Acho que deveria haver um papel também da AGU, em relação às estatais e da PGR,
por causa de Itaipu. Como o governo vai encarar a presença de estatais nesse
meio? A gente precisa saber”, afirma Neto.
Uma
coisa positiva desse processo de pesquisa da relação de empresas com a ditadura
foi que o mergulho nesse tema poderá continuar trazendo frutos. Jovens
pesquisadores de diferentes universidades participaram voluntariamente das
investigações, como é o caso de descendentes de ex-funcionários da CSN que
pesquisaram o racismo na relação da empresa com os trabalhadores.
O
mergulho nos documentos e na pesquisa surpreendeu até os mais experientes, como
a doutora Vera Vieira, da PUC-SP. “Tenho 72 anos e a gente sempre aprendeu que
o golpe de 1964 foi para derrubar Jango, mas não foi. O golpe foi para reprimir
e interromper a luta dos trabalhadores. Isso fica claro quando a gente se
aprofunda na pesquisa”, afirmou, emocionada, ao concluir sua apresentação sobre
o andamento das investigações do caso Docas, antigo nome da empresa que
administra o Porto de Santos.
As
vítimas podem não estar ainda completamente mobilizadas, mas onde a luta nunca
parou, os líderes têm grandes ambições. O cacique Jonas, líder dos Tupiniquim e
Guarani, e Domingos Firmiano, o Chapoca, líder dos quilombolas, ambos na casa
dos 70 anos e que tiveram seus povos expulsos de suas terras no Espírito Santo
para a criação da Aracruz, fizeram questão de vir até São Paulo acompanhar a
divulgação das pesquisas e contarem um pouco de sua luta. Eles não têm dúvida:
querem a saída da Suzano Papel e Celulose, hoje dona do que foi a Aracruz, de
seus territórios ancestrais, ocupados por séculos por seus antepassados.

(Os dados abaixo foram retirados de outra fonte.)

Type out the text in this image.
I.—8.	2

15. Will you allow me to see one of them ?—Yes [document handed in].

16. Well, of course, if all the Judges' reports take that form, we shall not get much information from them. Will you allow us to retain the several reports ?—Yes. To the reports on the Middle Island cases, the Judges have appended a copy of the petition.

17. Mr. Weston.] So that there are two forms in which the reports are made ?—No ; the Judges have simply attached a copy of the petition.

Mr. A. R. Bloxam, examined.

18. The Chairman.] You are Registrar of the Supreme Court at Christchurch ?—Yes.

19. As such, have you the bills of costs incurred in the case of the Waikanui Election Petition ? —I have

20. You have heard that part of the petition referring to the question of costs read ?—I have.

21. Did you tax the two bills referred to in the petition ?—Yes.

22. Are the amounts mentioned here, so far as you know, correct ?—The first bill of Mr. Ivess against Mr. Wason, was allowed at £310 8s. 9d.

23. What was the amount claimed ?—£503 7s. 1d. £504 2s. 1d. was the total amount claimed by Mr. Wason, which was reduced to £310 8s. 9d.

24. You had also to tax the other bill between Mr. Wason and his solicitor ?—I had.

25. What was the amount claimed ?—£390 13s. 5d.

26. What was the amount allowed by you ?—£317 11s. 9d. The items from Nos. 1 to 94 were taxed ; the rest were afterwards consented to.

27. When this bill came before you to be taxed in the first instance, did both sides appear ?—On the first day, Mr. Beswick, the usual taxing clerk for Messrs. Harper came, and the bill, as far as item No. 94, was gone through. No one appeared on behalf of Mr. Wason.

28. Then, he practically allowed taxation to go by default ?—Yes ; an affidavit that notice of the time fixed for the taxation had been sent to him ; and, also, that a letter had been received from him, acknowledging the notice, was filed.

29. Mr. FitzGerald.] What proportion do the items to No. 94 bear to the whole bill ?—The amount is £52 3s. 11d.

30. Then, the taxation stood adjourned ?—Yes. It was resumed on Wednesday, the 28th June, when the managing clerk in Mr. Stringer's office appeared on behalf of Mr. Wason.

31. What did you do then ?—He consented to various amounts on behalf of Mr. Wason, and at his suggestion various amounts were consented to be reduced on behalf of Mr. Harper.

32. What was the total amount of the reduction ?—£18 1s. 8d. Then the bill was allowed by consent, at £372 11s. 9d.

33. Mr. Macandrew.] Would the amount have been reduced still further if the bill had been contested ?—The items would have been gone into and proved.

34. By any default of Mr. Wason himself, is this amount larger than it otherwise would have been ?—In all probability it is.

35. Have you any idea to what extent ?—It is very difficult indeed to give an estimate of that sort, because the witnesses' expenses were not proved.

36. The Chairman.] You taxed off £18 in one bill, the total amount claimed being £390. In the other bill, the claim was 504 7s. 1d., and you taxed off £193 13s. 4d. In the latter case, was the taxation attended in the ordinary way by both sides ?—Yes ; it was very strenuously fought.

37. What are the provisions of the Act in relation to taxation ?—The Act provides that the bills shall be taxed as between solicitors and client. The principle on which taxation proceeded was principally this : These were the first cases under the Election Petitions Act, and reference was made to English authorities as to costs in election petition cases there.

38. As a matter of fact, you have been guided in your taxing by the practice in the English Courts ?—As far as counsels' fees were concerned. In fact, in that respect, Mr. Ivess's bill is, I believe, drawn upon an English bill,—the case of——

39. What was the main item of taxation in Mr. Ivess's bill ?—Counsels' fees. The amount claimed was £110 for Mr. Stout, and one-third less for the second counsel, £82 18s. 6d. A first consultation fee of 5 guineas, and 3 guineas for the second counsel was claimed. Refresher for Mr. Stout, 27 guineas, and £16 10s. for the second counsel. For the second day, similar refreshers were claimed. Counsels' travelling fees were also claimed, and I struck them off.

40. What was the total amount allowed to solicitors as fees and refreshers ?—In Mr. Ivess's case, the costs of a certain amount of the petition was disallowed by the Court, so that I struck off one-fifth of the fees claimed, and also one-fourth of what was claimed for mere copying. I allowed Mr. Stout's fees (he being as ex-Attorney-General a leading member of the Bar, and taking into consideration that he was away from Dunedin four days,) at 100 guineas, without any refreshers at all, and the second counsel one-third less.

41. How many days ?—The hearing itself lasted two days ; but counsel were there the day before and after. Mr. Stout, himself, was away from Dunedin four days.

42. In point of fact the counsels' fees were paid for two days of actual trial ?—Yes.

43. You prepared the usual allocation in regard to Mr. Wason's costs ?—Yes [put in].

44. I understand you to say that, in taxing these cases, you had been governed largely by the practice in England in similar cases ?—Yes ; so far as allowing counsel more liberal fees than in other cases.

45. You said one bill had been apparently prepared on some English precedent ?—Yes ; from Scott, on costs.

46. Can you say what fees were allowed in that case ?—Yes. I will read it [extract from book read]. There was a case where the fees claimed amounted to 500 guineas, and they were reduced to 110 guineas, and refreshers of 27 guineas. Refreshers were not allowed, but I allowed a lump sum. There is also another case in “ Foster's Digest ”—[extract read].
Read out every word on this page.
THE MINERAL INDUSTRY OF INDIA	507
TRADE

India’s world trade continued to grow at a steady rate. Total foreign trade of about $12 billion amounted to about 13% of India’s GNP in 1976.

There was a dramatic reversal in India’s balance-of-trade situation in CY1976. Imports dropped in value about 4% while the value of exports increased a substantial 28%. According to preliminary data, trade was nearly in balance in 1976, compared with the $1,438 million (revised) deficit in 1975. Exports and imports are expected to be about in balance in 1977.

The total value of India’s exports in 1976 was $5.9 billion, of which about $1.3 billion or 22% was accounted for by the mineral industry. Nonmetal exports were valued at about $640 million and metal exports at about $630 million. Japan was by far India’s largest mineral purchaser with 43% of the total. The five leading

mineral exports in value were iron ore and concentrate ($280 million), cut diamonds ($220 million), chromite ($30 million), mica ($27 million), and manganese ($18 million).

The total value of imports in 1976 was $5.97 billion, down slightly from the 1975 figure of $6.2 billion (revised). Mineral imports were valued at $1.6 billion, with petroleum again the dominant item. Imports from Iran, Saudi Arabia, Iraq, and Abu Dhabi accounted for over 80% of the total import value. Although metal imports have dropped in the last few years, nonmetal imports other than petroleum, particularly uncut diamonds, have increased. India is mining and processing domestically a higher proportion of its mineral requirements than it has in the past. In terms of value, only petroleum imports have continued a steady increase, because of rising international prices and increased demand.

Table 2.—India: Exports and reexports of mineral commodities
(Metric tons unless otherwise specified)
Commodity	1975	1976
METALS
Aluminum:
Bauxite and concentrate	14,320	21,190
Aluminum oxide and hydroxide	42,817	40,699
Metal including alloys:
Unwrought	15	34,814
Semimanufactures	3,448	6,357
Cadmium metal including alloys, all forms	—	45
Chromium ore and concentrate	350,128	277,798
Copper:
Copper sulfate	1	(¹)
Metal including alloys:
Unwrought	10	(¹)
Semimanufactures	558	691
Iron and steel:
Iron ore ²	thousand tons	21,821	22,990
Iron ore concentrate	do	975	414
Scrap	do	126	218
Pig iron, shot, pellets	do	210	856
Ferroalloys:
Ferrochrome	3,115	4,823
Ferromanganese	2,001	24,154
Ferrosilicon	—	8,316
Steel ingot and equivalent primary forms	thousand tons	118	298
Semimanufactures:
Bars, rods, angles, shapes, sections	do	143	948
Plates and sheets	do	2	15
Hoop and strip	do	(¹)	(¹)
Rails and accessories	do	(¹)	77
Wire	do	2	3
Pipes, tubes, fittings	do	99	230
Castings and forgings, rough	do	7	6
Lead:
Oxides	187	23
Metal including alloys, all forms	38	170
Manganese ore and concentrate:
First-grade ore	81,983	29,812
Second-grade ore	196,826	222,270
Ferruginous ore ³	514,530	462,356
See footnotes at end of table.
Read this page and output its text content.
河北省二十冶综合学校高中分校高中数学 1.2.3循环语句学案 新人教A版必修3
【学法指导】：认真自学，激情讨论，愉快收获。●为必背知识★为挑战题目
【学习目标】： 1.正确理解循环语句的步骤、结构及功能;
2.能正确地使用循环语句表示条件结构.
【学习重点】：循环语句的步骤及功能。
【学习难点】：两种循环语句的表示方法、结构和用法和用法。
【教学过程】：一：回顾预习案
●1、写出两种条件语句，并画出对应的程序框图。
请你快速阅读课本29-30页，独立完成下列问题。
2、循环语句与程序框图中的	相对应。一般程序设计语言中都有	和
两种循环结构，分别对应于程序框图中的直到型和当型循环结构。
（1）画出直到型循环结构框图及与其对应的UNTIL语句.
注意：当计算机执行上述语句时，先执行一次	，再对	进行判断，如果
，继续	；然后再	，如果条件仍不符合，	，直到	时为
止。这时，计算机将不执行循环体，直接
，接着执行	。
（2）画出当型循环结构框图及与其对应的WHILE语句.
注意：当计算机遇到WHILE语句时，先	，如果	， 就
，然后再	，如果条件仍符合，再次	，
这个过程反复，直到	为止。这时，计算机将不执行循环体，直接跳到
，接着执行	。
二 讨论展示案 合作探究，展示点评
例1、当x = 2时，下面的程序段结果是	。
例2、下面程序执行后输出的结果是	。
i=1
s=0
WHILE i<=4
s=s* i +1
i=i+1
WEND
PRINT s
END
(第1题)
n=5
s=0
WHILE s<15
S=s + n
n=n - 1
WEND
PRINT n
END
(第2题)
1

“Queremos a Aracruz fora de nossas terras. Nada mais”, afirmou Domingos.
A
condenação em primeira instância do ex-agente do DOPS Claudio Guerra, que
prestava serviços de assassinato e destruição de corpos, incinerados nos fornos
da Usina Cambahyba em Campos dos Goitacazes (RJ), a mando dos agentes do Centro
de Informações do Exército (CIE), que tomavam conta da Casa da Morte, em
Petrópolis, e os 10 anos do relatório da CNV, em 2024, podem ser impulsos para
mobilizar a sociedade em busca de memória, verdade e Justiça, assim como
ocorreu em países vizinhos como Argentina.